Very recently I failed. I failed big time. And so I did what most people do when they fail... I went looking for reassurance that I wasn't the only one who had. And I went looking for it in the place where everyone looks things at 3am in the morning when they are worried about something. Google. What I googled was “Composer Replaced.” A couple of chat room links came up that were basically people comparing their knowledge on what film composers had been replaced by other film composers for iconic movies. But there was nothing I could find that told me how to deal with it. I felt I was on the verge of being replaced for a project that I had poured my heart and soul into and the work (whilst good work) was just not the work that those in control wanted to hear. As it turns out my feelings were 100% correct and I received an email about a week later thanking me for my hard work but that they needed to go in another direction.
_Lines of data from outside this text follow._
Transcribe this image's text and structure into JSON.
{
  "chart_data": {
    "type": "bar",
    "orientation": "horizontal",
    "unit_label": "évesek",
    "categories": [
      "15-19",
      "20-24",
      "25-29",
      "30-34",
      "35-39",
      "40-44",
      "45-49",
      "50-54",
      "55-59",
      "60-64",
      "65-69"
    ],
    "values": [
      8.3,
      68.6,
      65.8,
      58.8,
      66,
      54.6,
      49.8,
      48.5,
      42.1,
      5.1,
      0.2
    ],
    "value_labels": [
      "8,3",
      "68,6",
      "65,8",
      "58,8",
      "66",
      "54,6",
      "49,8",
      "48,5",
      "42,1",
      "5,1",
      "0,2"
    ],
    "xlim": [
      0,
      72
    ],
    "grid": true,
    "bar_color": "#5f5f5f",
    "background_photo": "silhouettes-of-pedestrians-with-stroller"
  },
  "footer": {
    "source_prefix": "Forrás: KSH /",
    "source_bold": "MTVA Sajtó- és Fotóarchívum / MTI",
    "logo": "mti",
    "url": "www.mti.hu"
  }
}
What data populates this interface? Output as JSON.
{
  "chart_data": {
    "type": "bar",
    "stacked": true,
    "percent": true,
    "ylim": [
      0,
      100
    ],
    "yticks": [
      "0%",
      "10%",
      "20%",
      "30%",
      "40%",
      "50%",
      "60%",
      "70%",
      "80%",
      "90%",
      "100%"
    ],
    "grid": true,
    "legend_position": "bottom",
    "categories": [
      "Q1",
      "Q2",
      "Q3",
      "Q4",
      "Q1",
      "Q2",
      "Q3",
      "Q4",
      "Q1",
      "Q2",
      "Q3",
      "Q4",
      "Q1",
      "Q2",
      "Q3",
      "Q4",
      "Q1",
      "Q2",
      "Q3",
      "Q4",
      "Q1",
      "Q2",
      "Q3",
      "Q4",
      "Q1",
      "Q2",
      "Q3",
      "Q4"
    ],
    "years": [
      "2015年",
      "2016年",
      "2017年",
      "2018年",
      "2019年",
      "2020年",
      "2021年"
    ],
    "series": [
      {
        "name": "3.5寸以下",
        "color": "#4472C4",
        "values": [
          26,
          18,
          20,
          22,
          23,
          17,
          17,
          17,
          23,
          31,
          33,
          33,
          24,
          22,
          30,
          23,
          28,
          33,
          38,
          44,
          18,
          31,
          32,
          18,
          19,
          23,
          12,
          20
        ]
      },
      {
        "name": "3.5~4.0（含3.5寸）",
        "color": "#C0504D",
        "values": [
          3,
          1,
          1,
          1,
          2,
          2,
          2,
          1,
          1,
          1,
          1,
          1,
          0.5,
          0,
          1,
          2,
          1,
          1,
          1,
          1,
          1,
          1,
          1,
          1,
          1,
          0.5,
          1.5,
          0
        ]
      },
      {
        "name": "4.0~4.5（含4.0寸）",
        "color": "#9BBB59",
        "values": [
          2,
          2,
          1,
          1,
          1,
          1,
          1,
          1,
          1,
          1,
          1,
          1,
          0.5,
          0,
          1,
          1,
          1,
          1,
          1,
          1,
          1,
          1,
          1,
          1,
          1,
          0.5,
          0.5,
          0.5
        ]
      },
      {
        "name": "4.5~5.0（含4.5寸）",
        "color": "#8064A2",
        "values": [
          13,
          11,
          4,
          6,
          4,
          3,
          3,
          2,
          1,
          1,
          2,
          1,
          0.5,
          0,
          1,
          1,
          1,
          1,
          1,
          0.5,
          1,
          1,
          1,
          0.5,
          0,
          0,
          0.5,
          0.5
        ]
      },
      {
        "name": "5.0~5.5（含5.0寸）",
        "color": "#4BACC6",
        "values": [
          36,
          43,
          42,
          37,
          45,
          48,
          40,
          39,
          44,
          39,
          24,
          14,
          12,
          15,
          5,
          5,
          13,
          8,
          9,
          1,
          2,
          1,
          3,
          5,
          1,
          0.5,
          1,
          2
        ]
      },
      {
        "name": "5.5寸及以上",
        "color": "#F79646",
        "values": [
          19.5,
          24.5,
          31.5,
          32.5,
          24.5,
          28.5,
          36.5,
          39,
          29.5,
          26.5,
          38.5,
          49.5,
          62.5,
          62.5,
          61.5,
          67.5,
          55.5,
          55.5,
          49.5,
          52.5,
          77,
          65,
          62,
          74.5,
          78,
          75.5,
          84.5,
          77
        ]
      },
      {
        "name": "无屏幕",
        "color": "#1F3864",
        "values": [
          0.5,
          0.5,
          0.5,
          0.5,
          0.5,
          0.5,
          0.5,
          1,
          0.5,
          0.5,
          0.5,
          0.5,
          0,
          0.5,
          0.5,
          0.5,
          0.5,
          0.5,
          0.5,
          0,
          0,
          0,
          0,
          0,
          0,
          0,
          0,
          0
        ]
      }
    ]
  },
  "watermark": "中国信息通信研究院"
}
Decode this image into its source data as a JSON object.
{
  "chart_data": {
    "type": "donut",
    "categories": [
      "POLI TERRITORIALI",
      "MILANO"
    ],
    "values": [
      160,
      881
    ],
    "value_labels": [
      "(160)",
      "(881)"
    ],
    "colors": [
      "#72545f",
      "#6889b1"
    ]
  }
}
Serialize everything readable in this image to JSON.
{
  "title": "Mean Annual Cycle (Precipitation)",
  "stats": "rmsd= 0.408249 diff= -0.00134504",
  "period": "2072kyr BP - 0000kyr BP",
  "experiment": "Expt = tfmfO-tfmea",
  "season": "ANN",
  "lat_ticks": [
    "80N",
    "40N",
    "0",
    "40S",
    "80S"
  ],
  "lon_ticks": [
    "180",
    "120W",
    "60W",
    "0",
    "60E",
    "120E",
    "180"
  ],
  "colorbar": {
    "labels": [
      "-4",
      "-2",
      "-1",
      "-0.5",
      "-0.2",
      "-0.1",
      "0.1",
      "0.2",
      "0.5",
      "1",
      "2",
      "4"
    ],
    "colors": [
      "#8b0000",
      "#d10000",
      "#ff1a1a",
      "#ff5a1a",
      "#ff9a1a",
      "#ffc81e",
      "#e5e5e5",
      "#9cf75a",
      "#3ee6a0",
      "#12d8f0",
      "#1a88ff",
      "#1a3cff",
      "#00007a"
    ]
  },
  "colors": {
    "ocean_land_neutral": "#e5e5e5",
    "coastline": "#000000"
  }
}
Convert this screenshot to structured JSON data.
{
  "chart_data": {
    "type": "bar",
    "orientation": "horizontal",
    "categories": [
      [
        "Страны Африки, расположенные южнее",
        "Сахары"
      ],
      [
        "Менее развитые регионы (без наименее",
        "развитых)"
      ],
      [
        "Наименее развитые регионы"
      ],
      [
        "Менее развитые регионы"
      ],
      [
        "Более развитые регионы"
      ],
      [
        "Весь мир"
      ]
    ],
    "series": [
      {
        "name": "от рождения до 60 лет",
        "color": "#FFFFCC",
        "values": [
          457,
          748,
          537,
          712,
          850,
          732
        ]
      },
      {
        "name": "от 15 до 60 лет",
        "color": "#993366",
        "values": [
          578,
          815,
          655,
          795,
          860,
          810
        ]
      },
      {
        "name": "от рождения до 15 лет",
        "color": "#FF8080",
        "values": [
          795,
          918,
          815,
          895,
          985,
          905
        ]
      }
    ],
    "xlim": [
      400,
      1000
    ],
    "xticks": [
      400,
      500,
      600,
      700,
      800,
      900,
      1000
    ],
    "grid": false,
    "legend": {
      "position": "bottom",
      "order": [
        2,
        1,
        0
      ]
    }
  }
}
That made me feel a bit sick.
My first instinct was to do my best to make sure that no one found out about it. The sheer embarrasment of having to tell colleagues, friends and family was terrifying. I felt like burrowing away and hibernating until everyone who knew me was dead or in a coma. Then I could continue my career in safety. Obviously this first instinct was insane. It was my prehistoric brain doing its best to protect me against something that it considered to be dangerous. If Prehistoric Darren came home from the hunt without a good chunk of mammoth for the wife, then the wife would potentially start looking lustfully at Prehistoric Pete in the cave down the road, who everyone knew always brought home the mammoth bacon. But as many of us have discovered our Prehistoric brains can often work against us in the modern world.
When 'Fight or Flight' kicks in, reason goes out the window. The difficulty with today's society is that the 'Fight or Flight' reflex kicks in at inappropriate moments that have nothing to do with survival. I recognise that this is what happened when I received the news of replacement and I also recognise that this would be the worst response to the situation concerned.
So I thought I would tell some people. I told my girlfriend, some of my close friends, my mum and then some colleagues I was working with. I immediately felt better. I'm not sure precisely why. Perhaps it was their kind reactions, perhaps it was just sharing it with them. Regardless of what the reason was, for me it is another part of the musical theatre industry (and generally in life) that is less talked about than it should be. But it should be talked about, and it should be celebrated just as much as success.
In a way, someone who tries to do something and fails should be admired more than the one who succeeds, after all they are the ones who will have to go through the pain and embarrassment of seeing their failure made public.
Failure is a vital part of success. In my experience, this is greatly apparent in the musical theatre industry. There is a saying that goes 'Musicals aren't written. They are rewritten." This is about as true a thing as I have heard about the craft. But it doesn't just apply to the craft of writing a musical. It applies to the process of becoming a musical theatre writer.
Our careers are not written. They are rewritten.
We make mistakes. We have a little success. We experience even bigger failure. And each will leave a mark on us. But this should not be seen as a bad thing. There are larger lessons to be learned from failure than there are from success. If there was any justice in the world you'd get a royalty on failure, as it's much harder to take and you experience it alot more.
From my own recent failure, I will take several important lessons away with me and believe me they are not ones I am going to forget in a hurry. I can almost see the positive outcomes coming from implementing new processes in the future to my own work.
So... go out and mess it up! And then tell people about it. I know I'd appreciate it!